Float (9.22337203685E+18)

Also say, PHP in the lexical analysis stage, for a literal value, will be judged, whether the current system is beyond the range of LONG table values, if not, then use Lval to save, zval for Is_long, otherwise the dval said, Zval is_float.

All values greater than the largest integer value, we should be careful, because it may have a loss of precision:

The code is as follows:

　　

$a = 9223372036854775807;

$b = 9223372036854775808;

Var_dump ($a = = = ($b-1));

The output is false.

Now, with the discussion at the beginning, previously said, PHP's integer, may be 32 bits, or maybe 64 bits, then decided that some of the 64-bit can run normal code, may be due to stealth type conversion, the loss of precision, resulting in the code is not normal to run on the 32-bit system.

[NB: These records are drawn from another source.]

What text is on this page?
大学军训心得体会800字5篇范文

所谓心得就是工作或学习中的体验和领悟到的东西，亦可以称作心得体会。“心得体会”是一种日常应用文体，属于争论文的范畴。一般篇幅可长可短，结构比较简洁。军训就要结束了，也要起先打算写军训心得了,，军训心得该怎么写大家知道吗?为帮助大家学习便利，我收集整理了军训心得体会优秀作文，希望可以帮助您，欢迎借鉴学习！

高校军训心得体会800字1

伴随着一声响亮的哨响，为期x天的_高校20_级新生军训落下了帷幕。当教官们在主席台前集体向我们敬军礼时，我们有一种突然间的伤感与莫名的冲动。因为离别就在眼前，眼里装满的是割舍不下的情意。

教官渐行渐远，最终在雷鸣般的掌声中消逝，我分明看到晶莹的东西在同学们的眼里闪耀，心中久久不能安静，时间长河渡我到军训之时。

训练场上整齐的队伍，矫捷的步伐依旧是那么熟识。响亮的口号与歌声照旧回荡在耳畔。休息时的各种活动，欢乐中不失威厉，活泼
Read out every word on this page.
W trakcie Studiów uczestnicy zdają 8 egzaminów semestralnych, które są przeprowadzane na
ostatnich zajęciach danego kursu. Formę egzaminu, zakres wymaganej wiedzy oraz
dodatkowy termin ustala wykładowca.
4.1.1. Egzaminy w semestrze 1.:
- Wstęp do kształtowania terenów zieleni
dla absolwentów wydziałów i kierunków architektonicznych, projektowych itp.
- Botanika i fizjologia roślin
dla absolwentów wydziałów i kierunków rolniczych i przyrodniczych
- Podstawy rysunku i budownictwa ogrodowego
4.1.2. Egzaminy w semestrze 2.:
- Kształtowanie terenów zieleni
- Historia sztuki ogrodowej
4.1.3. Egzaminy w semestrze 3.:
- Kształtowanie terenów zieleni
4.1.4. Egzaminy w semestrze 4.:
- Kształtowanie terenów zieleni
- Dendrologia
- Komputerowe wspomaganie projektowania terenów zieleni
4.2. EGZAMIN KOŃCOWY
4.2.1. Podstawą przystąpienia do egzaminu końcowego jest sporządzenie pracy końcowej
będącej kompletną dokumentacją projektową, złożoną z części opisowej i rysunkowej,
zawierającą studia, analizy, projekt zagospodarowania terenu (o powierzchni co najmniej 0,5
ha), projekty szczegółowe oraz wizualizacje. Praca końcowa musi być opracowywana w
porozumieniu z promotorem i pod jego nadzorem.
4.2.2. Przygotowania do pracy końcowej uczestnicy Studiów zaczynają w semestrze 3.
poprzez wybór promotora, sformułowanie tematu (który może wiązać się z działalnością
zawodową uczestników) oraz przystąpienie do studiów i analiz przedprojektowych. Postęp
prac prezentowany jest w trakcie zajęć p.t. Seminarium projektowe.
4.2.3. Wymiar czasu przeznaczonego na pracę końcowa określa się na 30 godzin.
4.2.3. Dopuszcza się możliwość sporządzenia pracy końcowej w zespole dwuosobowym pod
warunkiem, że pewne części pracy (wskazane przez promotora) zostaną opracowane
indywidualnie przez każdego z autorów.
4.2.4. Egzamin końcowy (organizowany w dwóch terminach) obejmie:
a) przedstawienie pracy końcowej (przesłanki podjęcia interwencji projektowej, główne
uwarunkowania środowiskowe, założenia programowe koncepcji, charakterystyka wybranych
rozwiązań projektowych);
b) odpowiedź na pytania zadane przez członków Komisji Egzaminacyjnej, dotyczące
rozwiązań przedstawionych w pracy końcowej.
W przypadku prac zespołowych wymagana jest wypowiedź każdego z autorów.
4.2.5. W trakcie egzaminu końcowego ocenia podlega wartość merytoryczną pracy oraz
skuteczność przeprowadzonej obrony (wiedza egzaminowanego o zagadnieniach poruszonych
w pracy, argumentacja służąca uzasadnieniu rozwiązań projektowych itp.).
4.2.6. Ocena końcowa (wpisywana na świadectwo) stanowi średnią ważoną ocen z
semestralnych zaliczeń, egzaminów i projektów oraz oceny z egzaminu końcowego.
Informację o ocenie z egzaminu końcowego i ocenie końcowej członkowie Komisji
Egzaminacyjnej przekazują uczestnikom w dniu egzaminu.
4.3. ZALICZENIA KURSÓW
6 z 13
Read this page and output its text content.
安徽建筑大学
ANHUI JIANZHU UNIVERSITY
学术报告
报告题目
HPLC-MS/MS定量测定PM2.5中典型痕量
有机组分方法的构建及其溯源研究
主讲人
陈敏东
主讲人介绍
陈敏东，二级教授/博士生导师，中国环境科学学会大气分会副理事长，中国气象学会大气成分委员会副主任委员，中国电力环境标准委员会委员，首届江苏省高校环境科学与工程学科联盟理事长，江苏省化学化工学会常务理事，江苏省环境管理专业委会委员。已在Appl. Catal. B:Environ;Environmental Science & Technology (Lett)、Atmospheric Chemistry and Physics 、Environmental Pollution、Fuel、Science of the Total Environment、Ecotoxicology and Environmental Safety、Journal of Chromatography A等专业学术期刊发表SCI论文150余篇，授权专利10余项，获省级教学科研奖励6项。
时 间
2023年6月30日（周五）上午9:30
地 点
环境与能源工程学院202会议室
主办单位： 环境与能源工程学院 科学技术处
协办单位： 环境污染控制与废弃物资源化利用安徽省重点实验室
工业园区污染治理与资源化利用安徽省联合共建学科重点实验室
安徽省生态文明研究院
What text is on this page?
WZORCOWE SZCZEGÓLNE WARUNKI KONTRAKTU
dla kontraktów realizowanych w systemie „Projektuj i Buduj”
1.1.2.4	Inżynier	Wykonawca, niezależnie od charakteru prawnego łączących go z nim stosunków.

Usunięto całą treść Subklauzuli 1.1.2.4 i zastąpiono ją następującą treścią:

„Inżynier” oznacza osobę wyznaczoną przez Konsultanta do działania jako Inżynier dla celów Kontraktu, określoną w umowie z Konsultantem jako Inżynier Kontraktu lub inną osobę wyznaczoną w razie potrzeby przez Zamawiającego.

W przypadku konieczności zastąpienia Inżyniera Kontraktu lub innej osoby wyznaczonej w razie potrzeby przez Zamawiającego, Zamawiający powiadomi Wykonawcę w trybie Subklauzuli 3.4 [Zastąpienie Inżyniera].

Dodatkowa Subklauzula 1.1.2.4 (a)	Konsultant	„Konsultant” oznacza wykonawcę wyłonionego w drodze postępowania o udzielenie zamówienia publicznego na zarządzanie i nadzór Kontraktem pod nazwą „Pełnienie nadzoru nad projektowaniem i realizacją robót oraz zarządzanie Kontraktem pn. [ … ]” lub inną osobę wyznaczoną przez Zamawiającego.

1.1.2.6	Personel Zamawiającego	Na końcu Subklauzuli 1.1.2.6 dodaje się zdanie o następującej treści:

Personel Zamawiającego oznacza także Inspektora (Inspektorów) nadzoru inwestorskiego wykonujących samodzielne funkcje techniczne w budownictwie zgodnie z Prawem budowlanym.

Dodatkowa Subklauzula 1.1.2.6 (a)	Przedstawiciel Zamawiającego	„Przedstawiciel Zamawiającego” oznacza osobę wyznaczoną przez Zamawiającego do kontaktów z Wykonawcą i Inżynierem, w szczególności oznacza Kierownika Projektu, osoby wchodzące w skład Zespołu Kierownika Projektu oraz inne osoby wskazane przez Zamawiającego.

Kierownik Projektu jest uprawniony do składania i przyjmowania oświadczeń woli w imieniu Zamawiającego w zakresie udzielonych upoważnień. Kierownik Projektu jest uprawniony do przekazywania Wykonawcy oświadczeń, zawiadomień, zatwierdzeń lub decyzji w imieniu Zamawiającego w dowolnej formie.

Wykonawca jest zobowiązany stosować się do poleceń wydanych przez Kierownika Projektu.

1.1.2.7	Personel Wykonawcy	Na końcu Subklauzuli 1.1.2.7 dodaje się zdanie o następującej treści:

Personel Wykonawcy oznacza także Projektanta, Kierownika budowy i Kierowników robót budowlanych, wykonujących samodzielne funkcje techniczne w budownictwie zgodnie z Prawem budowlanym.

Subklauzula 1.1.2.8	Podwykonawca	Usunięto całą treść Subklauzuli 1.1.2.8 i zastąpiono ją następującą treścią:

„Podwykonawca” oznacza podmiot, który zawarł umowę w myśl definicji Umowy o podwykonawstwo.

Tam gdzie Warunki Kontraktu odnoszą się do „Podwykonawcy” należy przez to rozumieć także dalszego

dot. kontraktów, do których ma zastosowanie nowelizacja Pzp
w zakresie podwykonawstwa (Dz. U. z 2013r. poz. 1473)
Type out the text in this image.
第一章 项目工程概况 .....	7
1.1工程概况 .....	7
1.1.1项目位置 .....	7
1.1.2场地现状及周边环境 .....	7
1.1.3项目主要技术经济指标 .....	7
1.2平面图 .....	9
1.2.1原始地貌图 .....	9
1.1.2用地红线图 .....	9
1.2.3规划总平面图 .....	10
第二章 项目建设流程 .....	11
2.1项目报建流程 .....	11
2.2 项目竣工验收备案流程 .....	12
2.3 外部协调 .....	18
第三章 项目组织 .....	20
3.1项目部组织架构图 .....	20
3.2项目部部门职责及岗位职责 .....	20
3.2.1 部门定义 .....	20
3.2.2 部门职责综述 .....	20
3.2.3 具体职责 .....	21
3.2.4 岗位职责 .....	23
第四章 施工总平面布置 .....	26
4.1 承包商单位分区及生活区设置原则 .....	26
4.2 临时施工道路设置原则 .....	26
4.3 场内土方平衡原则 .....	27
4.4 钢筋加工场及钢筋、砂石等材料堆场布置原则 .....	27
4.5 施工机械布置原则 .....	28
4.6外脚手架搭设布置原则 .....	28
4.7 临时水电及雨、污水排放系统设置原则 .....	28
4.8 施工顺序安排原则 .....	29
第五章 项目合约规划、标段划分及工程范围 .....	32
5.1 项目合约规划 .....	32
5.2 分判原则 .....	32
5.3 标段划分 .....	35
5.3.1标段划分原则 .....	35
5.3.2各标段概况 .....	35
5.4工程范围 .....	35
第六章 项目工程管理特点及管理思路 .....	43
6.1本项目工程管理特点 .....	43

So, we have to be wary of this threshold, but in PHP we have already defined this threshold:

The code is as follows:

　　

Echo Php_int_max;

?>

Of course, to be safe, we should use strings to hold large integers, and use mathematical libraries such as bcmath to compute.

In addition, there is a key configuration, will let us create confusion, this configuration is php.precision, this configuration determines the PHP output a float value, the output of how many significant bits.

Finally, we look back at the question raised above, that is, a long integer, the maximum value is how much, to ensure that go to float and then back to long does not occur precision loss?

For example, for integers, we know that its binary representation is, 101, now, let's move to the right two digits, to 1.01, to the implied valid bit 1 of the high, and we get the binary value of storing 5 in double as:

The code is as follows:

0/* sign/10000000001/* digit */0100000000000000000000000000000000000000000000000000

The binary of 5 indicates that the slightest loss is saved in the tail part, in which case the transfer from double back to long does not occur without precision loss.

We know that Double uses 52 digits for the mantissa, which is the implied first 1, with a total of 53-bit precision. Then it can be concluded that if a long integer, the value is less than:

The code is as follows:

2^53-1 = 9007199254740991; Remember, we now assume that the 64bits long

So, this integer, in the event of a long->double->long numeric conversion, does not occur when the precision is lost.